Tuesday, October 25, 2022
You might remember a story from ten years ago about a yoga and mindfulness program that transformed an inner-city school’s roughest, toughest, most troubled kids. A trio of meditation and yoga warriors (who grew up in that very neighborhood in Baltimore themselves) were behind the mission to prove that movement, breath, stillness and love could change lives, even very unlikely ones.

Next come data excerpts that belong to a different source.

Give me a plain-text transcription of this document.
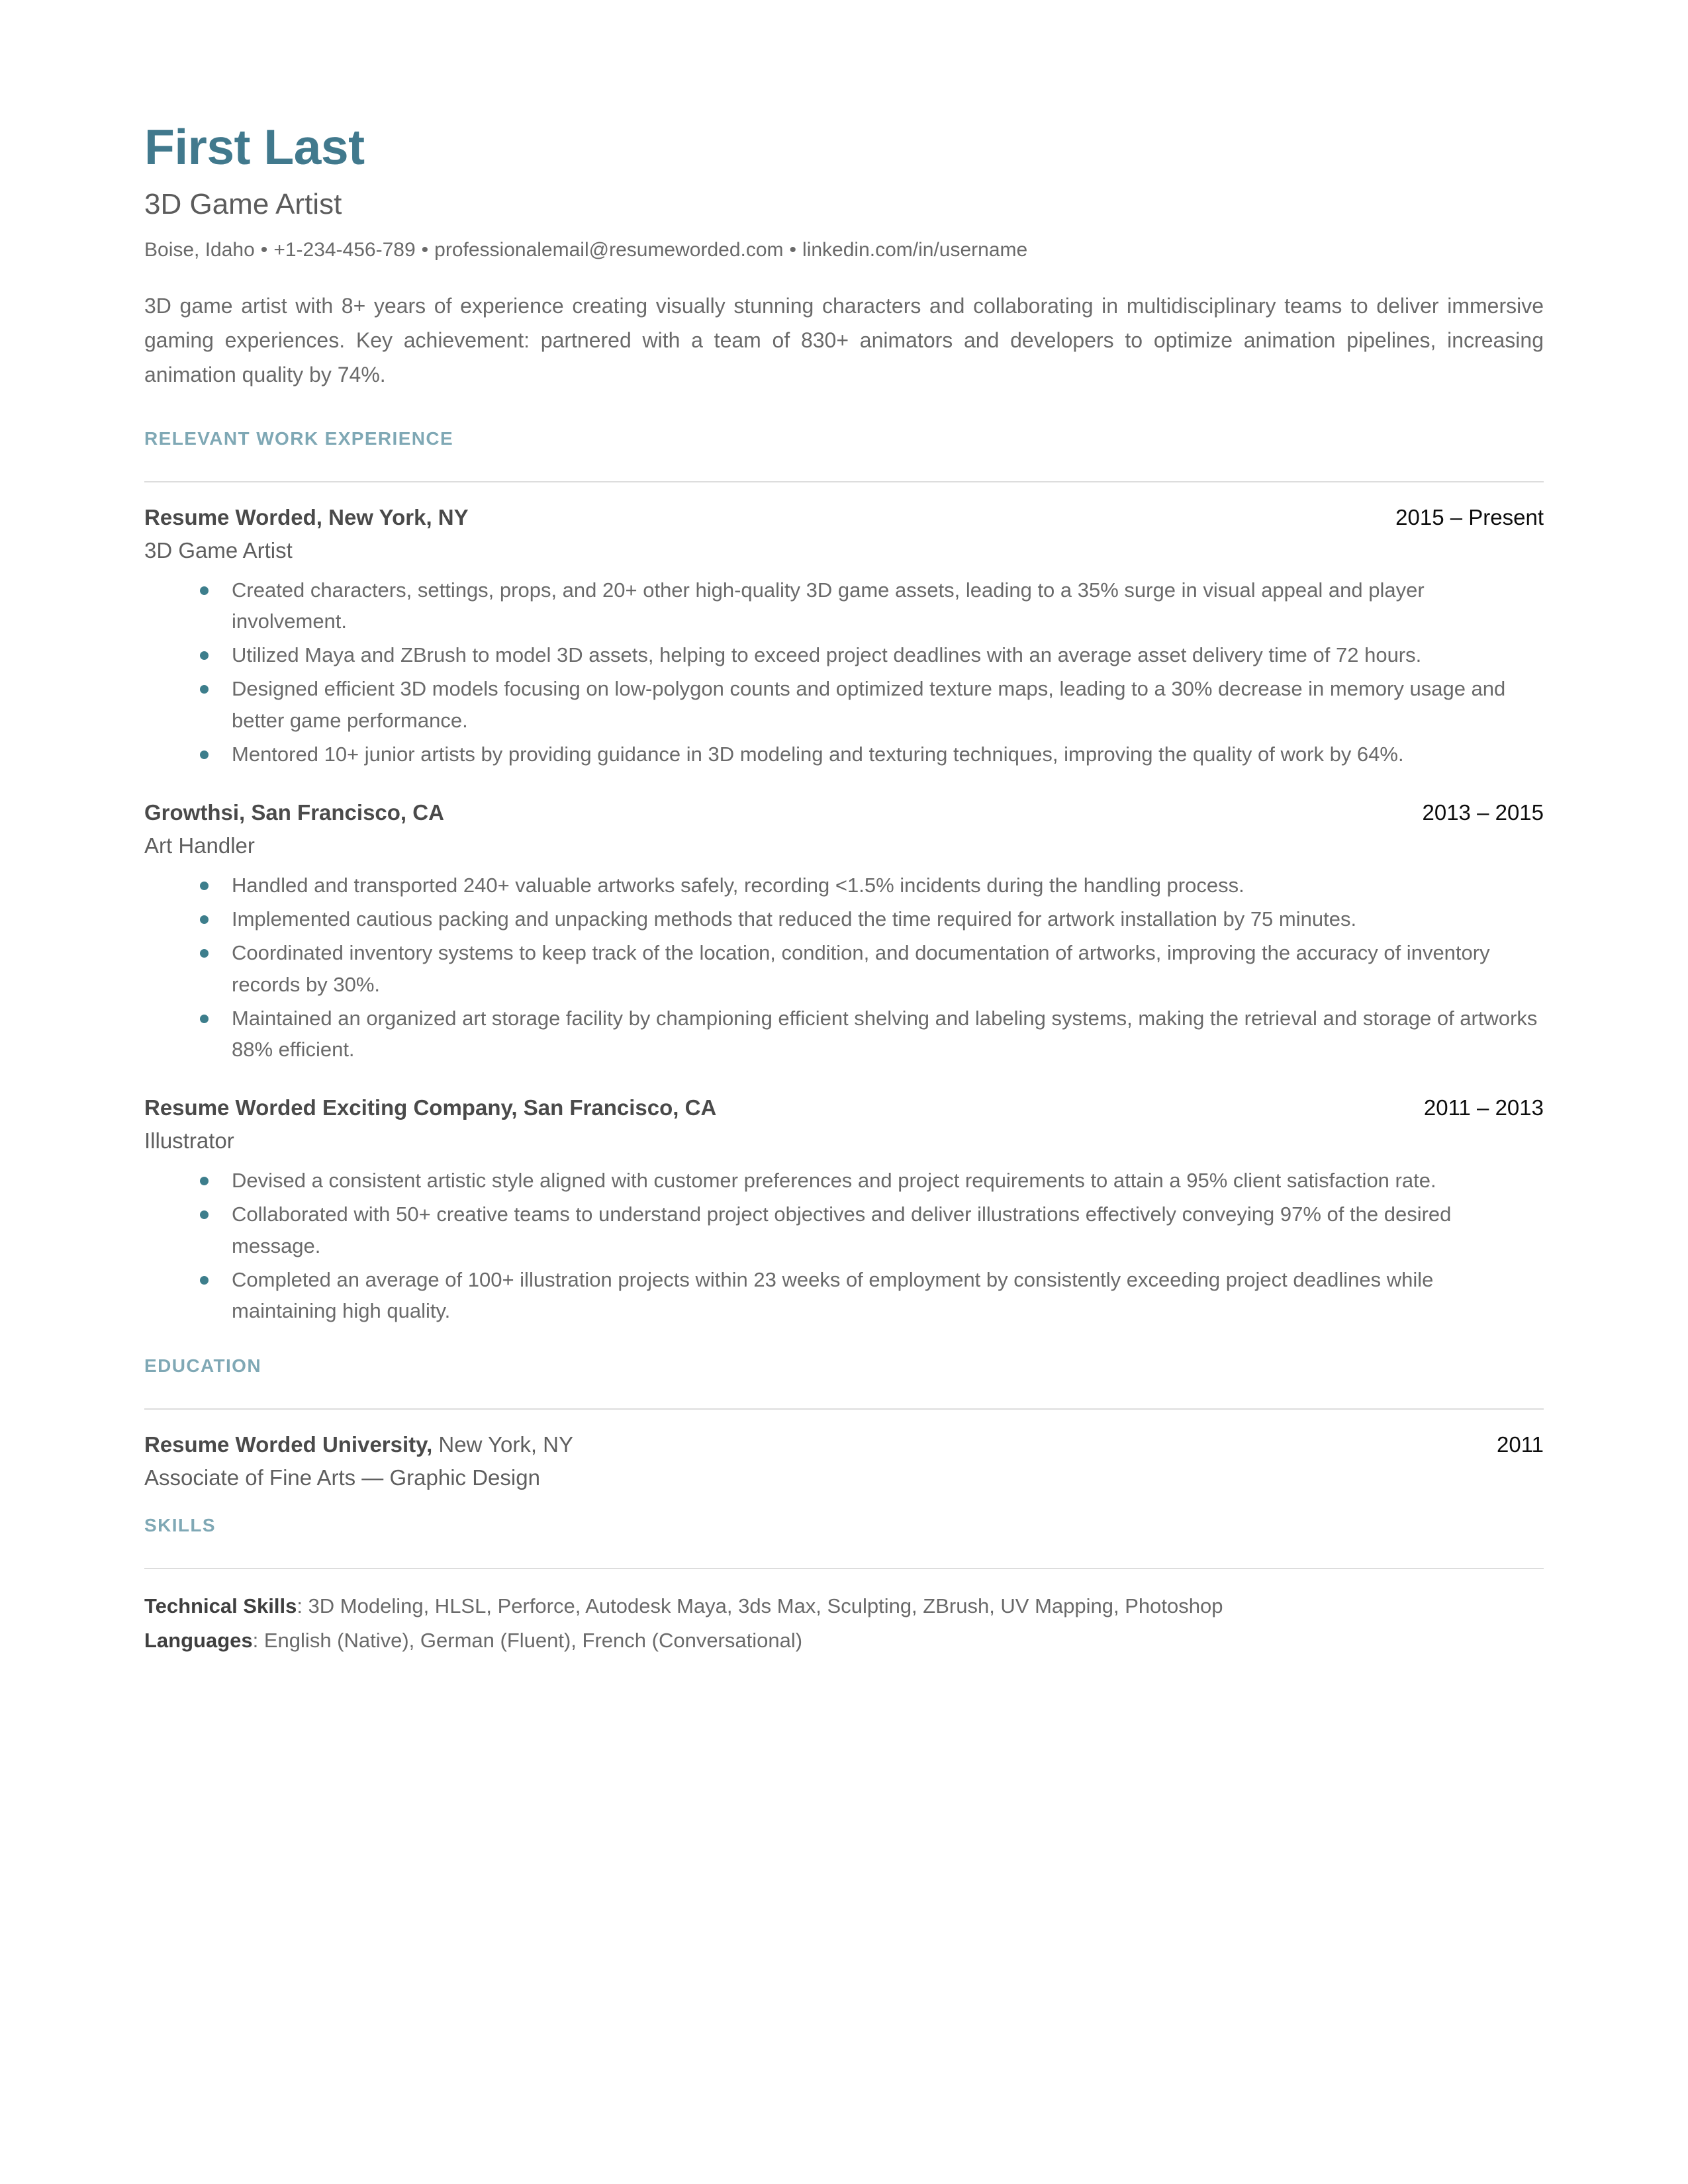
First Last
3D Game Artist
Boise, Idaho • +1-234-456-789 • professionalemail@resumeworded.com • linkedin.com/in/username

3D game artist with 8+ years of experience creating visually stunning characters and collaborating in multidisciplinary teams to deliver immersive gaming experiences. Key achievement: partnered with a team of 830+ animators and developers to optimize animation pipelines, increasing animation quality by 74%.

RELEVANT WORK EXPERIENCE
Resume Worded, New York, NY	2015 – Present
3D Game Artist
Created characters, settings, props, and 20+ other high-quality 3D game assets, leading to a 35% surge in visual appeal and player involvement.
Utilized Maya and ZBrush to model 3D assets, helping to exceed project deadlines with an average asset delivery time of 72 hours.
Designed efficient 3D models focusing on low-polygon counts and optimized texture maps, leading to a 30% decrease in memory usage and better game performance.
Mentored 10+ junior artists by providing guidance in 3D modeling and texturing techniques, improving the quality of work by 64%.
Growthsi, San Francisco, CA	2013 – 2015
Art Handler
Handled and transported 240+ valuable artworks safely, recording <1.5% incidents during the handling process.
Implemented cautious packing and unpacking methods that reduced the time required for artwork installation by 75 minutes.
Coordinated inventory systems to keep track of the location, condition, and documentation of artworks, improving the accuracy of inventory records by 30%.
Maintained an organized art storage facility by championing efficient shelving and labeling systems, making the retrieval and storage of artworks 88% efficient.
Resume Worded Exciting Company, San Francisco, CA	2011 – 2013
Illustrator
Devised a consistent artistic style aligned with customer preferences and project requirements to attain a 95% client satisfaction rate.
Collaborated with 50+ creative teams to understand project objectives and deliver illustrations effectively conveying 97% of the desired message.
Completed an average of 100+ illustration projects within 23 weeks of employment by consistently exceeding project deadlines while maintaining high quality.
EDUCATION
Resume Worded University, New York, NY	2011
Associate of Fine Arts — Graphic Design
SKILLS
Technical Skills: 3D Modeling, HLSL, Perforce, Autodesk Maya, 3ds Max, Sculpting, ZBrush, UV Mapping, Photoshop
Languages: English (Native), German (Fluent), French (Conversational)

In the decade since, Ali Smith, Ottman Smith (brothers) and Andres Gonzalez have gone into some of the most violent cities in the country and done the same thing. By the time they move on, the number of suspensions will have plummeted if not completely disappeared and a new process will be in place for when a kid gets disruptive. Now when somebody becomes unruly, they go to a meditation room and spend 15 minutes with a trained mindfulness teacher who listens and reflects back to the student what they are feeling. That’s it, the teacher just listens and mirrors back, no further commentary. Then they do some breathing together and the kid goes back to class. Instead of detention they get yoga.
When summarized in that way, bringing about such astonishing transformation almost sounds easy, as if yoga magic is casting an immediate calm and quiet spell over the kids. It’s nothing like that. There is a lot that must be proven to these kids who are not inclined to go politely into downward facing dog. Central to Ali, Ottman and Andres’ success is the respect they hold for the kids, space they are able to hold by following the instruction of the word:
- “spec” (as in spectacles) means to look.
To look again.
The instruction built into that word is eye opening. I think about the people in my life who might annoy me or who I occasionally may have limited patience for, myself included. If I look again, there’s always something more.